Troy Bayliss Events pulls plug on 2017 ASBK plans

Motorcycling Australia currently working toward 2017 season.

Image: Keith Muir.

Image: Keith Muir.

Troy Bayliss Events (TBE) has confirmed it won’t be involved in promoting the 2017 Australian Superbike Championship, the decision made earlier this year after a final joint-venture agreement couldn’t be clinched with Motorcycling Australia (MA).

TBE managing director Mark Petersen, who has a rich history in operating Australia’s motorcycle exhibitions and is in partnership with triple world champion Troy Bayliss, said it was a case of the ‘goal posts’ being moved amid a turnover of CEOs at MA that caused the outcome.

It was announced at last November’s Sydney Motorcycle Show that TBE would be taking over the ASBK under the guise of ‘motoSBK’ in what was initially intended to run as a summer series between October 2016 and April 2017. The agreement was announced as a three-year term via then acting MA CEO Jeremy Kahn.

However in February after David Cottee took charge as MA CEO it was revealed that those summer series plans had been shelved, with the decision made to host season 2017 within the calendar year. It was then that speculation began to surface regarding the ongoing involvement of TBE and its since been widely-known that they’re out of the race.

“Troy Bayliss Events obviously at the Sydney Motorcycle Show last year announced that we were going to be running the 2017 ASBK season,” Petersen told CycleOnline.com.au. “That was with Jeremy Kahn that we announced that.
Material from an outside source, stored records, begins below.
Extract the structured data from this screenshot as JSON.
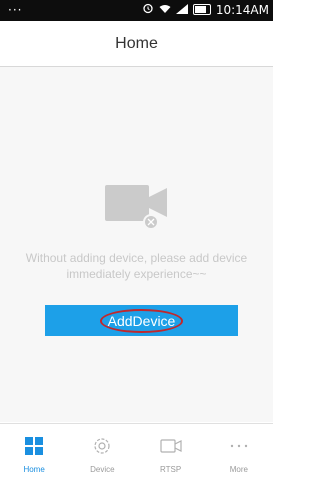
{
  "status_bar": {
    "left_glyphs": "··· ",
    "time": "10:14AM"
  },
  "header": {
    "title": "Home"
  },
  "empty_state": {
    "icon": "video-camera-off-icon",
    "message": "Without adding device, please add device immediately experience~~"
  },
  "add_button": {
    "label": "AddDevice"
  },
  "tabs": [
    {
      "label": "Home",
      "icon": "home-grid-icon",
      "active": true
    },
    {
      "label": "Device",
      "icon": "gear-icon",
      "active": false
    },
    {
      "label": "RTSP",
      "icon": "video-camera-icon",
      "active": false
    },
    {
      "label": "More",
      "icon": "more-dots-icon",
      "active": false
    }
  ],
  "colors": {
    "accent": "#1da0e8",
    "tab_active": "#1a8fe0",
    "highlight_circle": "#c0282d"
  }
}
“Jeremy actually left and then we started our negotiations again with David Cottee, the [next] CEO of Motorcycling Australia. We went to World Superbikes thinking that would be the ultimate place to officially launch the season.

“We turned up and there was talk that, potentially, the contract or the offer that was put forward to Troy Bayliss Events had changed a little bit. We had to weigh it up, obviously our interest is for all motorcycle racing in Australia and recreational as well, and effectively in a nutshell the goal posts got moved. That sort of ruled us out.

“That’s not to say we don’t care about ASBK. Troy has his race team and he’s an ambassador – there’s nothing more that he or myself want than to see ASBK get back to a serious, premier class, somewhere along the lines of Supercars.

“I come to all the MX Nationals as well, so we’re always out and about at the major events, we have our expos that we are really focusing on and, of course, the Troy Bayliss Classic. We’ve always got our eyes and ears open and it’s a shame because we were very excited about [ASBK], but we have to make the right decisions.”

Following Cottee’s sudden departure as MA CEO in April, highly-respected industry identity Peter Doyle has been at the helm as acting CEO of MA. He said that further information on the ASBK’s future will soon be released in a bid to further establish the series’ rebuild.

“We are moving forward with plans for next year, based upon similar lines, but working out how to take it to the next level,” Doyle commented. “There will be more to come in the next few weeks. The first year was a case of getting it going again, this year has been about stabilising it and trying to grow it, then next year we need more of that and to take it to another level for everybody involved.”

Further advancements are in the pipeline for the final two rounds of the 2016 season, which could form the platform of what’s to come for next season with the unanimous and pivotal support of the state controlling bodies. Doyle said the addition of an outside promoter isn’t ‘off the table’, however the series would continue in its positive current direction regardless.